AEM as a Cloud Service Development Guidelines aem-as-a-cloud-service-development-guidelines

This document presents guidelines for developing on AEM as a Cloud Service and about important ways in which it differs from AEM on premises and AEM in AMS.

Code Must Be Cluster-Aware cluster-aware

Code running in AEM as a Cloud Service must be aware of the fact that it is always running in a cluster. This means that there is always more than one instance running. The code must be resilient especially as an instance might be stopped at any point in time.

During the update of AEM as a Cloud Service, there are instances with old and new code running in parallel. Therefore, old code must not break with content created by new code and new code must be able to deal with old content.

If there is the need to identify the primary in the cluster, the Apache Sling Discovery API can be used to detect it.
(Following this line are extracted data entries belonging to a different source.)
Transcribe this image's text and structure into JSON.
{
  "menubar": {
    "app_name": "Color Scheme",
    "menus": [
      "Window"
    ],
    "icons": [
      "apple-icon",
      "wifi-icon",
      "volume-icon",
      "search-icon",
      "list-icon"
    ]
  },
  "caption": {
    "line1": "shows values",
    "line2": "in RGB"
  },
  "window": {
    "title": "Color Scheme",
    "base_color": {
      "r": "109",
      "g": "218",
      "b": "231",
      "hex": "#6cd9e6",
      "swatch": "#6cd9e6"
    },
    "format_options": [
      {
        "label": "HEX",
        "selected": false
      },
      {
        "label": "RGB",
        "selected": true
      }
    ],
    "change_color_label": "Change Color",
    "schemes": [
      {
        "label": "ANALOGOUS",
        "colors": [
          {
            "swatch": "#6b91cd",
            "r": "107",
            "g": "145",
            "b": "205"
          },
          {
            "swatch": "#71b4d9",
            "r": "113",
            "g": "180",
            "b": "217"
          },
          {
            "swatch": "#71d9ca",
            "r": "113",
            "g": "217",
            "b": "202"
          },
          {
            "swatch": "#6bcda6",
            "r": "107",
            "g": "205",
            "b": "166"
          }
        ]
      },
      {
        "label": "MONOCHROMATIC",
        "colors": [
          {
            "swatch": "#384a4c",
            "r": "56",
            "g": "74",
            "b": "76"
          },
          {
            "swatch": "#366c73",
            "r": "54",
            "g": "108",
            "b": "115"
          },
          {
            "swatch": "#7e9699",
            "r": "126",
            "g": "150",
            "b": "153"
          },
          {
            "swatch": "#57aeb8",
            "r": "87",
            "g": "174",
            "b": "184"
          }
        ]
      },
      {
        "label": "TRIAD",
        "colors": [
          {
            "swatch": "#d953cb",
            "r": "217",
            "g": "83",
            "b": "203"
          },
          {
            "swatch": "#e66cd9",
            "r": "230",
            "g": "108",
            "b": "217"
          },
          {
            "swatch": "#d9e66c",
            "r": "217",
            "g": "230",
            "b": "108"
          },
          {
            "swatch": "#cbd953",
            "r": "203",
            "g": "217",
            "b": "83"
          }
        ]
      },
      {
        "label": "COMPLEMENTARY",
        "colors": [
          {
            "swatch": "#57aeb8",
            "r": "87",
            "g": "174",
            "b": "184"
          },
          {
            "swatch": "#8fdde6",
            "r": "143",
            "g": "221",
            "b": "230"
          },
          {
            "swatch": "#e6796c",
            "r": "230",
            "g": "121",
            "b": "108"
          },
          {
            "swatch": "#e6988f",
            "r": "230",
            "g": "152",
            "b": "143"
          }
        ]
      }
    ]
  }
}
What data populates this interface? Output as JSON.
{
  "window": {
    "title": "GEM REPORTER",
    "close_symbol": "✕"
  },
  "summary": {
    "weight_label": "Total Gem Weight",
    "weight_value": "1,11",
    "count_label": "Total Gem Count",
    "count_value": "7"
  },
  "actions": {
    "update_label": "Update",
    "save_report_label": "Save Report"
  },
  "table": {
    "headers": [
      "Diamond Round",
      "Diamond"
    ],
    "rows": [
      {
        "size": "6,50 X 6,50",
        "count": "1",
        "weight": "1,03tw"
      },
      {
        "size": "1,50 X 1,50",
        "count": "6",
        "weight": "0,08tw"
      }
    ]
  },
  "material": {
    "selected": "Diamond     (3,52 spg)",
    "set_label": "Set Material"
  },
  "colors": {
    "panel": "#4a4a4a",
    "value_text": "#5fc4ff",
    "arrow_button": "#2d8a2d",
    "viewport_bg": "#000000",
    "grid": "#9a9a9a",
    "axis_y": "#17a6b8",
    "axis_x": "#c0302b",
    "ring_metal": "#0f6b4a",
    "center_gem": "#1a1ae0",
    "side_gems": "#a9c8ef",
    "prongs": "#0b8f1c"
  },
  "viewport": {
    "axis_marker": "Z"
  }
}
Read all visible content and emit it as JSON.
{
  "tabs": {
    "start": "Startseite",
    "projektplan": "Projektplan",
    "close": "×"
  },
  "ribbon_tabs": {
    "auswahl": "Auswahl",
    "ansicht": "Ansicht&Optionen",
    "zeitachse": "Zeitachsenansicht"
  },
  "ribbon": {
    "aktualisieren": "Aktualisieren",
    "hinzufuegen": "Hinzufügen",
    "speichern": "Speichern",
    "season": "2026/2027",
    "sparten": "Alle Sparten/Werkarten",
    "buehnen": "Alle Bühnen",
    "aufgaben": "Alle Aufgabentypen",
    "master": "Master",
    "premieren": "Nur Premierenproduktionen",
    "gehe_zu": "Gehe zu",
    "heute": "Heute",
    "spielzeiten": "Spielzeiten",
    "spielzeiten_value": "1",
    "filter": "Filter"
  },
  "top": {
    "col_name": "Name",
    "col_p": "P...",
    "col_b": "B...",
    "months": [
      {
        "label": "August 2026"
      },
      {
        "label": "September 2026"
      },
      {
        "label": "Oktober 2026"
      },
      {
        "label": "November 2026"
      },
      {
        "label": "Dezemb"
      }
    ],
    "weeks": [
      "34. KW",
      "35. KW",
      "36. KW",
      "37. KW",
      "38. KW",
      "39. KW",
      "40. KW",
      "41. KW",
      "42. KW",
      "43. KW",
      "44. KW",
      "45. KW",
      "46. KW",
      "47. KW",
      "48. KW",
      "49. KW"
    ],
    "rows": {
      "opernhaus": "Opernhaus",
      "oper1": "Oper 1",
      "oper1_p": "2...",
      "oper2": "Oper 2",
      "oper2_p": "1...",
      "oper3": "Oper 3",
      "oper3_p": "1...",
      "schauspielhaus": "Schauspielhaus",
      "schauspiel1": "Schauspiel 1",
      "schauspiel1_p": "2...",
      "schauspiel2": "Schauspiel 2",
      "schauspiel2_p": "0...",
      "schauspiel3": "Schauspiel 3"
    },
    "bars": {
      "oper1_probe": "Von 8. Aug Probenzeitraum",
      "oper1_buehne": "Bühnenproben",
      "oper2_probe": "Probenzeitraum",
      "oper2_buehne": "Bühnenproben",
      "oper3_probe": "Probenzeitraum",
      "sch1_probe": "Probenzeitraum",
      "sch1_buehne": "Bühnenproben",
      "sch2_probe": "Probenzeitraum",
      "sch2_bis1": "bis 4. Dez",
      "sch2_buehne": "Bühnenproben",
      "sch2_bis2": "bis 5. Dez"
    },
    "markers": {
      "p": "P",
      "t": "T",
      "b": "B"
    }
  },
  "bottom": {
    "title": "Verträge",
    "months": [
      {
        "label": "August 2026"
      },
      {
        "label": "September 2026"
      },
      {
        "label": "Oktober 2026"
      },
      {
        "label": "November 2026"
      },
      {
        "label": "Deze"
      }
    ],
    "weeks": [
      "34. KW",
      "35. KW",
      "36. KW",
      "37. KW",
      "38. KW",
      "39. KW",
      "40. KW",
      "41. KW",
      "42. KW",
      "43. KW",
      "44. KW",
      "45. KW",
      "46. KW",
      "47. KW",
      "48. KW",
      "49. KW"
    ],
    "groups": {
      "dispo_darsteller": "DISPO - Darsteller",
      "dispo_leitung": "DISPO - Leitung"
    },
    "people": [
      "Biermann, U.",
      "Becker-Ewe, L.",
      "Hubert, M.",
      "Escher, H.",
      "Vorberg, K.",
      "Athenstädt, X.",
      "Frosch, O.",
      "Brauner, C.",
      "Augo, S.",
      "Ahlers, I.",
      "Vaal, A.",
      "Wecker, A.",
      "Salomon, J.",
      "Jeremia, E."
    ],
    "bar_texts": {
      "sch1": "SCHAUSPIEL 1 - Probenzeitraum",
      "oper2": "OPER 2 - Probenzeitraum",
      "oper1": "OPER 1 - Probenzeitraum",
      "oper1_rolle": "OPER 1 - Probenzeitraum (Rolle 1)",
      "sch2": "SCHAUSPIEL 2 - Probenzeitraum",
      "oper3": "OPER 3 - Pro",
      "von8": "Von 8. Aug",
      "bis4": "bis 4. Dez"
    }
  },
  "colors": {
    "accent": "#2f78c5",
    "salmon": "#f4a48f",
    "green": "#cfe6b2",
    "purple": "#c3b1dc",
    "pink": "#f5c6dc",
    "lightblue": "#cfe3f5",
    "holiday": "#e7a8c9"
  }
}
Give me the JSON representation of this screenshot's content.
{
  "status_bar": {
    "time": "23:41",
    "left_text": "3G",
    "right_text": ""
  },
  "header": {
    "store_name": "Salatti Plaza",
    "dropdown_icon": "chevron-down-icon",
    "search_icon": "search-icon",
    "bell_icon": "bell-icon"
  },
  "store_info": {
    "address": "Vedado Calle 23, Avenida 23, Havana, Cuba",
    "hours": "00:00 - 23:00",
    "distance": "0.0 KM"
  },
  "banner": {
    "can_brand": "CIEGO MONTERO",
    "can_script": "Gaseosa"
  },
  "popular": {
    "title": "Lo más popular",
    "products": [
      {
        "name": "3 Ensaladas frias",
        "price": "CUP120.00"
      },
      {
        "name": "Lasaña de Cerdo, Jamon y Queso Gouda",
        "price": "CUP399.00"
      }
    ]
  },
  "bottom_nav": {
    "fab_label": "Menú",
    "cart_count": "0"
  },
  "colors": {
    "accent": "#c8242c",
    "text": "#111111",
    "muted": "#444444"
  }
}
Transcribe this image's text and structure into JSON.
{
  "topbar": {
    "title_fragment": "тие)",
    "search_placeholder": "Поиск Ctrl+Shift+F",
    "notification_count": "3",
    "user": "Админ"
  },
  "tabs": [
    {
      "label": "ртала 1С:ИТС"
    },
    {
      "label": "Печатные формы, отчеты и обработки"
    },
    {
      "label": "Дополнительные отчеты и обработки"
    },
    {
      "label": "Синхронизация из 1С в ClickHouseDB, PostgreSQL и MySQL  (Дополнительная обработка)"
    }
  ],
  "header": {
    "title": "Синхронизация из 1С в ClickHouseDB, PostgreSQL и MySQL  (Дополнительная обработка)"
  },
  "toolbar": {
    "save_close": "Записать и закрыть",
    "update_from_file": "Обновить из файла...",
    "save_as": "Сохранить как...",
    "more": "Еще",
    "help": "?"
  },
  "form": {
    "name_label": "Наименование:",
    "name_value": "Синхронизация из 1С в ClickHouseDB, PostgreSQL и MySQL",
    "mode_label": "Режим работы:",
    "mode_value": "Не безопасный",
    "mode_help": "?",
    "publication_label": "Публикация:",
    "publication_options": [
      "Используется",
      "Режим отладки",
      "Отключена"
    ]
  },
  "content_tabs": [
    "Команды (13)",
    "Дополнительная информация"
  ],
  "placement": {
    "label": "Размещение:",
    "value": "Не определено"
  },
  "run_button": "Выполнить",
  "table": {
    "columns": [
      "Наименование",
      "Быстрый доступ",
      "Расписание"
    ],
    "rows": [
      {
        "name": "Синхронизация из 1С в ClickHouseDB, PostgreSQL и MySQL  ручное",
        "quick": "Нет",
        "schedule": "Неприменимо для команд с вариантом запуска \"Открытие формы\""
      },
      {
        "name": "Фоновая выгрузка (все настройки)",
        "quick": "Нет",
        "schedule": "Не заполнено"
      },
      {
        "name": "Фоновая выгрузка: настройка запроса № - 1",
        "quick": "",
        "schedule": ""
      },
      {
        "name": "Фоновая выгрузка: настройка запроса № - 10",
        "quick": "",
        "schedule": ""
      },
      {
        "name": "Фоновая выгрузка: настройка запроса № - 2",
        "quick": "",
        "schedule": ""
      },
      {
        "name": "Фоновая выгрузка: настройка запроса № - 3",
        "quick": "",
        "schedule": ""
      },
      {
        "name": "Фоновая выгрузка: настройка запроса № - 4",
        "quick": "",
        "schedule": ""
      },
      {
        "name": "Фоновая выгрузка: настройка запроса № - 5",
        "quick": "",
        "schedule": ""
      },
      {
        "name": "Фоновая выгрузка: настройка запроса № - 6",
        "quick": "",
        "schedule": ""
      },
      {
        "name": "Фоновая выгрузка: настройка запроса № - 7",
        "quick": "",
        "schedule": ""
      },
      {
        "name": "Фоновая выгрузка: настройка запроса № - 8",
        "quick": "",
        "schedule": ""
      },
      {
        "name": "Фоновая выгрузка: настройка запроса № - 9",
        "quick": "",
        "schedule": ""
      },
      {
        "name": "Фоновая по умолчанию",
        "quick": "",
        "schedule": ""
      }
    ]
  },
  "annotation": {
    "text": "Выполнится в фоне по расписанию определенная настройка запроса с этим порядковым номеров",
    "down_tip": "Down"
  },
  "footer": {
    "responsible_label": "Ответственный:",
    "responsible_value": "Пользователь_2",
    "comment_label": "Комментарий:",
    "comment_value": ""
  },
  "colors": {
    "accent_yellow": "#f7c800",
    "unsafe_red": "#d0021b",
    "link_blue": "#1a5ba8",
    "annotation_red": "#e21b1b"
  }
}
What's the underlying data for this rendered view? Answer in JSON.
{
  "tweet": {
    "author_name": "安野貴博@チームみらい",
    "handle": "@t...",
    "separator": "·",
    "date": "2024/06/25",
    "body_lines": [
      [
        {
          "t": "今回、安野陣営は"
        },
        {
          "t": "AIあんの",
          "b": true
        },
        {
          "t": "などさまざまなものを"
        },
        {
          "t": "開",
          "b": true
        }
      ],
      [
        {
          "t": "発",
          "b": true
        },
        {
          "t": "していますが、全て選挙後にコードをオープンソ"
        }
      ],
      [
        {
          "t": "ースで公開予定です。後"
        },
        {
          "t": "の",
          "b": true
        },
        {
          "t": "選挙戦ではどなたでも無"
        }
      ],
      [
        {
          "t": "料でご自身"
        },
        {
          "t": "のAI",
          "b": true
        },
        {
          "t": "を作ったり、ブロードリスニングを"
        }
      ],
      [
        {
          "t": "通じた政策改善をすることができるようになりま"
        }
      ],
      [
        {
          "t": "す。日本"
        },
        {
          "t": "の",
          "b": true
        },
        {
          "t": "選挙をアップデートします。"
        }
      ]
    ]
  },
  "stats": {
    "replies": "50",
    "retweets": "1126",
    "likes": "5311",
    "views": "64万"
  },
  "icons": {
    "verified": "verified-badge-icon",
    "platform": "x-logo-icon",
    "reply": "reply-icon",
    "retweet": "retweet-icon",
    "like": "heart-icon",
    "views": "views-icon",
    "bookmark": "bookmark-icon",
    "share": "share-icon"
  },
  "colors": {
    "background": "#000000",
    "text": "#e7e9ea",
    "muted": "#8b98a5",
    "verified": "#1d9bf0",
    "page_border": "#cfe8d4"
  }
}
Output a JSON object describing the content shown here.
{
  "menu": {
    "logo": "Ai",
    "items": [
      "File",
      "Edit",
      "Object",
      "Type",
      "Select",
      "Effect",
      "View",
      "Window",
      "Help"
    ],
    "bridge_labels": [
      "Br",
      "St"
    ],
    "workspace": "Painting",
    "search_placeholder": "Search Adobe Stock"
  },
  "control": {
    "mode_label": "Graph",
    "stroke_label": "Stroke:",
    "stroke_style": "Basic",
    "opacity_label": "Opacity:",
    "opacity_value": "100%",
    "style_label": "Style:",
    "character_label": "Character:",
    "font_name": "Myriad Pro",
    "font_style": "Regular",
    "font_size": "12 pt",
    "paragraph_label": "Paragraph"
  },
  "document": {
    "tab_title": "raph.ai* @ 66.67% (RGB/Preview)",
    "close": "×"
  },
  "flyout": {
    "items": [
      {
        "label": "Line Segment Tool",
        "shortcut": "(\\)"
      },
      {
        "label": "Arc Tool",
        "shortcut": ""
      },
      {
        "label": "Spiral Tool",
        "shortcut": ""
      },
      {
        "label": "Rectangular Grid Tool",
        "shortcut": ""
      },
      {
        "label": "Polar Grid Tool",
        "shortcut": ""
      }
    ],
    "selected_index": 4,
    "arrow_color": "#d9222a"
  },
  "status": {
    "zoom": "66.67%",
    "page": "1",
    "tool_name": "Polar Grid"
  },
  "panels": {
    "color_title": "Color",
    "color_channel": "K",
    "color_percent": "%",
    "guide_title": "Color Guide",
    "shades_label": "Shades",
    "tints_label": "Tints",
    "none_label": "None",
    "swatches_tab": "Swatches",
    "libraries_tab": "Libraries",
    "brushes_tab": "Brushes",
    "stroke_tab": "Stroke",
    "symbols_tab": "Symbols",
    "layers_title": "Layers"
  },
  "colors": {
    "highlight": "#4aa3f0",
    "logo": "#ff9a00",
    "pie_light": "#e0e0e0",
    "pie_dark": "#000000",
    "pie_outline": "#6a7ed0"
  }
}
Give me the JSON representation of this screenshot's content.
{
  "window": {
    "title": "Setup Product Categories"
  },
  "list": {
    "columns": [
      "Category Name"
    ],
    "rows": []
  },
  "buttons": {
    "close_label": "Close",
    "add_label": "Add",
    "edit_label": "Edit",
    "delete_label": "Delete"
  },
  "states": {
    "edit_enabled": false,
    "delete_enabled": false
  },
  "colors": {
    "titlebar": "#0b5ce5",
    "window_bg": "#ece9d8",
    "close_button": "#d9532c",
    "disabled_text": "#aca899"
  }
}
State in Memory state-in-memory

State must not be kept in memory but persisted in the repository. Otherwise, this state might get lost if an instance is stopped.

State on the Filesystem state-on-the-filesystem

Do not use the instance’s file system in AEM as a Cloud Service. The disk is ephemeral and is disposed when instances are recycled. Limited use of the filesystem for temporary storage relating to the processing of single requests is possible, but should not be abused for huge files. This is because it may have a negative impact on the resource usage quota and run into disk limitations.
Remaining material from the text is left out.